Già, perché dopo questo mondiale, che ha visto al via 41 imbarcazioni dell’ex classe olimpica Tornado (fu disegnato ben 37 anni fa specificamente per le Olimpiadi, fu classe olimpica fino a Pechino 2008) che ha visto il bis del greco Iordanis Paschalidis (vinse nel 2011 il mondiale open in Svizzera, dopo un secondo posto nel 2010 a Travemuende in Germania e un terzo nel 2009 sempre sul lago di Garda, a Bogliaco) potrebbe, alla luce proprio della vasta partecipazione di Torbole essere ripreso in considerazione dall’ISAF, la Federazione mondiale della vela, per ritornare, come accadde per la Star, classe olimpica.

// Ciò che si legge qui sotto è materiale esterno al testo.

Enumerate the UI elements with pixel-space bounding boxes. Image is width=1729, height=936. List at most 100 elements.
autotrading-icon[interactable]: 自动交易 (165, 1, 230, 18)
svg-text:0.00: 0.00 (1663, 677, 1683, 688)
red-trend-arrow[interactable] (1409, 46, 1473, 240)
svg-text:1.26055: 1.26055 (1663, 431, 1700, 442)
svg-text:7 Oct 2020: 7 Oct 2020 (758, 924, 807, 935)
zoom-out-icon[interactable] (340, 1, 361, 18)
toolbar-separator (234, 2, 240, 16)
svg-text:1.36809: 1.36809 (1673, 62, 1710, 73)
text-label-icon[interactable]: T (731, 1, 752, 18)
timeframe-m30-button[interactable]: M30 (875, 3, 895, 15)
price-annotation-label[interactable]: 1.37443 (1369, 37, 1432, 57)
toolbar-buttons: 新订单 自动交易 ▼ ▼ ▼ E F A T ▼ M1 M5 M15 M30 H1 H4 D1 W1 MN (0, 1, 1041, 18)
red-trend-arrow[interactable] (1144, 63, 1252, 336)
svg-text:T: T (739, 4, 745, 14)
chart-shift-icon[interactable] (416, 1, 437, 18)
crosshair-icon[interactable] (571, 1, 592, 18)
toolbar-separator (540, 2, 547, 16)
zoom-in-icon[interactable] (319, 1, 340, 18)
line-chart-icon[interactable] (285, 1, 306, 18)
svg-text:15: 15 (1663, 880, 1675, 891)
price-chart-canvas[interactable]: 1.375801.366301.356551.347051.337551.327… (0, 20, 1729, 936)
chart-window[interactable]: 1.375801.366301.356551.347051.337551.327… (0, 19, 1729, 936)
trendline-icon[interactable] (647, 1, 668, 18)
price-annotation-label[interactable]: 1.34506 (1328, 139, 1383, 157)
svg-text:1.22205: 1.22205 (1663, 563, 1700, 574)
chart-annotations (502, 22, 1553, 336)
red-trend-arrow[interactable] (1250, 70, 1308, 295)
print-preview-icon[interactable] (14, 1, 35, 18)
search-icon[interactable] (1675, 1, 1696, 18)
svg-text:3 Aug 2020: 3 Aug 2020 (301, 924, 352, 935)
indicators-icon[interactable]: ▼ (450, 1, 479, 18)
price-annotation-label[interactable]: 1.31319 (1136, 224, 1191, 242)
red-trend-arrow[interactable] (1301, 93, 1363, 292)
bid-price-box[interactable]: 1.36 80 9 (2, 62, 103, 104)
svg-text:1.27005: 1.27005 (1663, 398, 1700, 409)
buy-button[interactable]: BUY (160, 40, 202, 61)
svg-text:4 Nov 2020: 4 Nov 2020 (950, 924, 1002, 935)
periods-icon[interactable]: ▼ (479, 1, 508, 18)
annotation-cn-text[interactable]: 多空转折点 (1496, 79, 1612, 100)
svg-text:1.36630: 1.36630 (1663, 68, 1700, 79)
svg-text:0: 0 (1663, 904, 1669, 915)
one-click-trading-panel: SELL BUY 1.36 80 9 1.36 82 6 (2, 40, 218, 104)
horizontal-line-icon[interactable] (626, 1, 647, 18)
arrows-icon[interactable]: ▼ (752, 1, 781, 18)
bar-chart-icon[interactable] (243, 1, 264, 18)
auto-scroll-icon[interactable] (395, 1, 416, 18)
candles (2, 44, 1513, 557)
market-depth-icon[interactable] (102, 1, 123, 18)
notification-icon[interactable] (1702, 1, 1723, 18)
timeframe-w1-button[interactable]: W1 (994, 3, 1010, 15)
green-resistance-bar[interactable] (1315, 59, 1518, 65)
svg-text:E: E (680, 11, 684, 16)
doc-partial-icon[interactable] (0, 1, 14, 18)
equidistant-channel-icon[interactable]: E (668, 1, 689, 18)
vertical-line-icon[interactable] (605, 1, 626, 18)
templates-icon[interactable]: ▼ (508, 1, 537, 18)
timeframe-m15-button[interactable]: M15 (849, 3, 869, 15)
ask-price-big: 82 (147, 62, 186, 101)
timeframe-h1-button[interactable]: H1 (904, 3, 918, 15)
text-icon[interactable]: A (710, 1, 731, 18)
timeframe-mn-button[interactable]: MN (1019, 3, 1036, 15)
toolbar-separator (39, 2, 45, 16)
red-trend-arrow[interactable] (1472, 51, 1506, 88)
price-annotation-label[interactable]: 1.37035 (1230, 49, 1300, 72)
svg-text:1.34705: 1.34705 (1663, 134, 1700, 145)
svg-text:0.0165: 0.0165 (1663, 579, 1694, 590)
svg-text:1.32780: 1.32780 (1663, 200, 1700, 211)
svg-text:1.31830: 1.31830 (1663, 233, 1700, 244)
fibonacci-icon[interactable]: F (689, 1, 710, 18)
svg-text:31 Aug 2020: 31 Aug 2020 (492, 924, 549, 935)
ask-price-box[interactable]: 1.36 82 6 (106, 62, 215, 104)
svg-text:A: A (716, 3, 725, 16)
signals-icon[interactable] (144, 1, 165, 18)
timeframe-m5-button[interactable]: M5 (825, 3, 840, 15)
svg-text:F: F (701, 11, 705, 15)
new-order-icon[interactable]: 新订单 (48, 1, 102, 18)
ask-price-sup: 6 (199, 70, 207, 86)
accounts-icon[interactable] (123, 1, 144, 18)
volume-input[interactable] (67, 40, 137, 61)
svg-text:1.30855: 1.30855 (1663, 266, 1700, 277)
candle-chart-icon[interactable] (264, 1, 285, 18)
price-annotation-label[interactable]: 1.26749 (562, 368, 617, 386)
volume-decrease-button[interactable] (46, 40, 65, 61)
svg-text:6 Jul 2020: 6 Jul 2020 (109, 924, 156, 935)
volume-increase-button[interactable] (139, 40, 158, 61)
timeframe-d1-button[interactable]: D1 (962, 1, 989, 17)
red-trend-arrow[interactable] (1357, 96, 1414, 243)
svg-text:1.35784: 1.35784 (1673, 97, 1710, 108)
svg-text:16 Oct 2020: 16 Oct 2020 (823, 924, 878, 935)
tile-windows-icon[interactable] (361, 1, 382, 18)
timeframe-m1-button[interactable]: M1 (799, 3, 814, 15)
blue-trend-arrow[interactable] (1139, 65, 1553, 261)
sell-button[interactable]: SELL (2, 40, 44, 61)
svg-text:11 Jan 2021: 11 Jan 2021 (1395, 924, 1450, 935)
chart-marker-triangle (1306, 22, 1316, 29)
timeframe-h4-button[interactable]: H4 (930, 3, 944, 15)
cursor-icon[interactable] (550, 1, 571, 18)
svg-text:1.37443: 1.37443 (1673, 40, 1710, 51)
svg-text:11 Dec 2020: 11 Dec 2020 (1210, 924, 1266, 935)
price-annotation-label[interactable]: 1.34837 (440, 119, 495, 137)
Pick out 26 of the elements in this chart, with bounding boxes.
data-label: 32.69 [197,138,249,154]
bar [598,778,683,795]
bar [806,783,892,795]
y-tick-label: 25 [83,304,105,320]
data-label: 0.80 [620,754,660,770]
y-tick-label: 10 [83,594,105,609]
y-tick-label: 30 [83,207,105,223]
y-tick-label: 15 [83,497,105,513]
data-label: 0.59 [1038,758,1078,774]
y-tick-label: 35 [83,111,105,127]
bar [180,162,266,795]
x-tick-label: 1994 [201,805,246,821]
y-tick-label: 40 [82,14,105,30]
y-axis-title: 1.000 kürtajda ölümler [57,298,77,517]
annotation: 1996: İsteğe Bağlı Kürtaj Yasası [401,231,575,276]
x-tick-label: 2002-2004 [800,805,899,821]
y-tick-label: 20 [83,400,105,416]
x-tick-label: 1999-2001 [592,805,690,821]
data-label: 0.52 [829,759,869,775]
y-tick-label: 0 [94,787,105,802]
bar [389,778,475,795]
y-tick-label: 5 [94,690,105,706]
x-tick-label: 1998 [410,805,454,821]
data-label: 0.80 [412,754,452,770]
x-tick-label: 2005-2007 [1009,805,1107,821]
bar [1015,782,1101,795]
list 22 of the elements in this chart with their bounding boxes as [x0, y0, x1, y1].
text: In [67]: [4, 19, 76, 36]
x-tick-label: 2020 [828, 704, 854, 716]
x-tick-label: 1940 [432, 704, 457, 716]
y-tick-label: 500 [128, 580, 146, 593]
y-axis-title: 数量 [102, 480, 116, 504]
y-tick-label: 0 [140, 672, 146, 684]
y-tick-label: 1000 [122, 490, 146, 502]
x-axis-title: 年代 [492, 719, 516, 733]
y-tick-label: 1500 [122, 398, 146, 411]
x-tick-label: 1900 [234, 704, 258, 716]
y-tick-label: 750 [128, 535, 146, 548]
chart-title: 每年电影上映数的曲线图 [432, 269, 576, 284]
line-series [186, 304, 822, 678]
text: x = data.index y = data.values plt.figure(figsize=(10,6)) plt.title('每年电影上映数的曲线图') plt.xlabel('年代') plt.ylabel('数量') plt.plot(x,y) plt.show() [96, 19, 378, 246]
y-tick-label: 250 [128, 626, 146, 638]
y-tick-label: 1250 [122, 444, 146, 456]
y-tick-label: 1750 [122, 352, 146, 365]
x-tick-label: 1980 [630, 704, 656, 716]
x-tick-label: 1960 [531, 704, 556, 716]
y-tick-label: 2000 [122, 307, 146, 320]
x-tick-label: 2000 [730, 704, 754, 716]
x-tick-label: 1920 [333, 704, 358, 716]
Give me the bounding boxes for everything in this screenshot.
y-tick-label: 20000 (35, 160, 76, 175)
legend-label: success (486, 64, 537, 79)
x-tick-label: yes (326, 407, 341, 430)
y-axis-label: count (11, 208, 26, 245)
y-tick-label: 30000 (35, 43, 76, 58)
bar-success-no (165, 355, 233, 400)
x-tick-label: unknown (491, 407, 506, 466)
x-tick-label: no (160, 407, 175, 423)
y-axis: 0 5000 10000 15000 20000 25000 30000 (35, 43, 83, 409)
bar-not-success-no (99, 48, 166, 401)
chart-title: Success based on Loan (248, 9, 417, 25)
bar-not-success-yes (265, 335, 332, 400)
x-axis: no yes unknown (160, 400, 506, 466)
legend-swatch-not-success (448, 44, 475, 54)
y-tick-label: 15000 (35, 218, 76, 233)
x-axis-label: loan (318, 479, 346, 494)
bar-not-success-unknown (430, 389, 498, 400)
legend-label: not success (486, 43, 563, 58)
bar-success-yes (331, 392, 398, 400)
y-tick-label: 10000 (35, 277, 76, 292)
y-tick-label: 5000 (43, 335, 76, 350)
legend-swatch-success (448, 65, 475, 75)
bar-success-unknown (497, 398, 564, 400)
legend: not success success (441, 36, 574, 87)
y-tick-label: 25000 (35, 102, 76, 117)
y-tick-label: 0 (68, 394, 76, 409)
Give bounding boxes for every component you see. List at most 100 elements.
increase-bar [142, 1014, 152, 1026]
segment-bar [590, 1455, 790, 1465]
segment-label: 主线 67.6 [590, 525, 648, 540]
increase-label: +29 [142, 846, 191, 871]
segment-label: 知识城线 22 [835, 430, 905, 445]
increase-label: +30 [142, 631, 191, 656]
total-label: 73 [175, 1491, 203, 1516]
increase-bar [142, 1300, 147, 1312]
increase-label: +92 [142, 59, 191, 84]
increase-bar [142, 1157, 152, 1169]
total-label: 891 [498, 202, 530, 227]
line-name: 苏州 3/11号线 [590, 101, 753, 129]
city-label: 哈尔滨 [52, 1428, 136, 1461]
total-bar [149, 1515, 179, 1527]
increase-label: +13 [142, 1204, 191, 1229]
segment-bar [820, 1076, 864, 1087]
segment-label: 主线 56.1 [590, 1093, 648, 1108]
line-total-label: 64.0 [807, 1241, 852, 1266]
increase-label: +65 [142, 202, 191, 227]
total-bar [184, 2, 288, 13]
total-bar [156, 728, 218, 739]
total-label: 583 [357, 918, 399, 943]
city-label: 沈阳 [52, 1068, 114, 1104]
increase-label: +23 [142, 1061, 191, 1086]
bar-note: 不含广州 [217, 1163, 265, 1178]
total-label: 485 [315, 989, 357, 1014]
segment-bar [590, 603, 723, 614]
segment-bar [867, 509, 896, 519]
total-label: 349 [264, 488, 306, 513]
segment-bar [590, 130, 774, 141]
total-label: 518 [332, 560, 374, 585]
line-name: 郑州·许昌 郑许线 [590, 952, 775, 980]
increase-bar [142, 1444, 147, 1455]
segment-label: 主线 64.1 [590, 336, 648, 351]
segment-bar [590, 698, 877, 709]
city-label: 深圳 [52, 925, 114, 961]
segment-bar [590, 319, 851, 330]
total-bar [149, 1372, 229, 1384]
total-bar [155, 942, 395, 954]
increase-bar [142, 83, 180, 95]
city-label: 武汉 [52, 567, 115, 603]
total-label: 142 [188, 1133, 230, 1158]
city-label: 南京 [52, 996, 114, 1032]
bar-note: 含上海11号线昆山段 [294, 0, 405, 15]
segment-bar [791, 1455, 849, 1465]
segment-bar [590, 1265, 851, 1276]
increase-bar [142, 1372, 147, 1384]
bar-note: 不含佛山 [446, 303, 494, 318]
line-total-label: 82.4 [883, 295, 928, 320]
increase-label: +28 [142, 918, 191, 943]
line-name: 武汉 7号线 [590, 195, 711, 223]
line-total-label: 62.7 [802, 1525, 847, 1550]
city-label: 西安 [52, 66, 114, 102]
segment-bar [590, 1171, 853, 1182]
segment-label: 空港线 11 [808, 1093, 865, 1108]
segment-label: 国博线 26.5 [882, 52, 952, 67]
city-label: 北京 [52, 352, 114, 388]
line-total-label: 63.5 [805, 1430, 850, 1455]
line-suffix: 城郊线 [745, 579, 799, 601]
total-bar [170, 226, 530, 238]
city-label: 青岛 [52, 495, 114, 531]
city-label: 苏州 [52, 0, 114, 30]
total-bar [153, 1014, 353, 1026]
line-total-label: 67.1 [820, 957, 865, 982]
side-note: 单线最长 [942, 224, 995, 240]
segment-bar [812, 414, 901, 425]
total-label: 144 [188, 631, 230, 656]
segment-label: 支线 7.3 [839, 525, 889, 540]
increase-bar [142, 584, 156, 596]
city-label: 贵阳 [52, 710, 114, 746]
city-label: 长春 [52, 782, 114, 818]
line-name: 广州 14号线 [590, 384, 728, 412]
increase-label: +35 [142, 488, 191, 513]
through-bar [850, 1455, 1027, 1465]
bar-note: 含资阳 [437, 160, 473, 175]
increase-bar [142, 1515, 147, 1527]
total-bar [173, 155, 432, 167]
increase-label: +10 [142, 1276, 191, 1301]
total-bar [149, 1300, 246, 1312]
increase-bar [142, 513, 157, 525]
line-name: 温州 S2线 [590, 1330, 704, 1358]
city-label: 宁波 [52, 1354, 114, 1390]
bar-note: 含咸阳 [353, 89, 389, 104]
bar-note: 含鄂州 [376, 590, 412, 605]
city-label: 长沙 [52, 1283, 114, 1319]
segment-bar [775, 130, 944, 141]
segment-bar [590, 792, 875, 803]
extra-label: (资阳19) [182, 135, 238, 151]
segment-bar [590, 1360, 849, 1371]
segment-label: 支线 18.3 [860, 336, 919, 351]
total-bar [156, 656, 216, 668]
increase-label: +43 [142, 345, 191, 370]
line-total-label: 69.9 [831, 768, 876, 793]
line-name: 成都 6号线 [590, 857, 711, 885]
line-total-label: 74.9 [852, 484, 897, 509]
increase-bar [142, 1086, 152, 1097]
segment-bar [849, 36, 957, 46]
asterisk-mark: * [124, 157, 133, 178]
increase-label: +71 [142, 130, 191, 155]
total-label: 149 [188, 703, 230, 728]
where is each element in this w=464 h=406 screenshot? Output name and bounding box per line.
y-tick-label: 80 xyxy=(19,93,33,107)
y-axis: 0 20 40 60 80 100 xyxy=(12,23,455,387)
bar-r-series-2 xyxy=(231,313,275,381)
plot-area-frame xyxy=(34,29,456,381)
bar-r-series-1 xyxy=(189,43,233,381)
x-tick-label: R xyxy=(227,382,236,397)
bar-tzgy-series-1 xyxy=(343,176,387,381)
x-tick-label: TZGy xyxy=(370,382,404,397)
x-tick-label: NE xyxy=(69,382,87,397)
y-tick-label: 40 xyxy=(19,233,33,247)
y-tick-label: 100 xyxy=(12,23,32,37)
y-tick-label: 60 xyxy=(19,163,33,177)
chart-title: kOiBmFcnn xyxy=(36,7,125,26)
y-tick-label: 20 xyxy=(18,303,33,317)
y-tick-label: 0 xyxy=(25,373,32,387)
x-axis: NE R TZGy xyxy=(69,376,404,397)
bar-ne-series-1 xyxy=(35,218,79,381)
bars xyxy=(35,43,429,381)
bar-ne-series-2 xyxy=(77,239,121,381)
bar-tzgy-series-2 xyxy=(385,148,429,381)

“E’ una speranza neanche tanto segreta - afferma il presidente Gianfranco Tonelli - perché i precedenti mondiali si sono disputati con 20/25 imbarcazioni al via. Questo di Torbole con 41 è stato ad ampia partecipazione per questa imbarcazione, dunque il fatto che due atleti locali abbiano conquistato il bronzo e che in virtù di questa partecipazione il Tornado possa ambire a essere nuovamente una barca olimpica, ci riempie d’orgoglio. E’ stato un mondiale molto combattuto, dove i soli greci hanno tirato la classica riga. La lotta tra l’ex presidente di classe internazionale Roland Gaebler (il nuovo si chiama Jentsch Juergen ed è stato eletto proprio qui a Torbole durante il mondiale) e la coppia locale Ferraglia-Bianchini è stata accesissima. Tre punti di distacco tra loro due sono nulla(29 contro 32), e senza quel danno all’albero si sarebbero potuti giocare l’argento mondiale.”
Il lago di Garda parte trentina ha fatto, per l’ennesima volta, ancora la sua parte, permettendo la disputa di otto regate (una di scarto come da regolamento) in cui i greci hanno colto sei primi posti e due secondi. I tedeschi, invece, hanno colto due secondi, due terzi, un quinto e due settimi posti, scartando un tredicesimo piazzamento nella regata di giovedì, quella in cui i due azzurri potevano fare il classico “colpaccio”. Ferraglia Bianchini, invece, hanno fatto un primo, un secondo, un terzo, due quarti, un quinto e un tredicesimo, scartando, come detto, il ritiro forzato della settima regata.
Ora per il Circolo Vela Torbole dal 1° ottobre, e grazie al supporto dell’amministrazione comunale e del Servizio Ripristino della Provincia di Trento, ci sarà un “maquillage” che prevede la nuova pavimentazione, l’impianto luci esterno, le aree verdi e lo scivolo. Una sistemazione che porterà il Circolo verso il 2013 e l’importante appuntamento con l’Europeo della classe Star, il mondiale della classe B14 e il Gran Premio d’Europa dei 18 piedi, solo per citare alcuni degli eventi in calendario più attesi.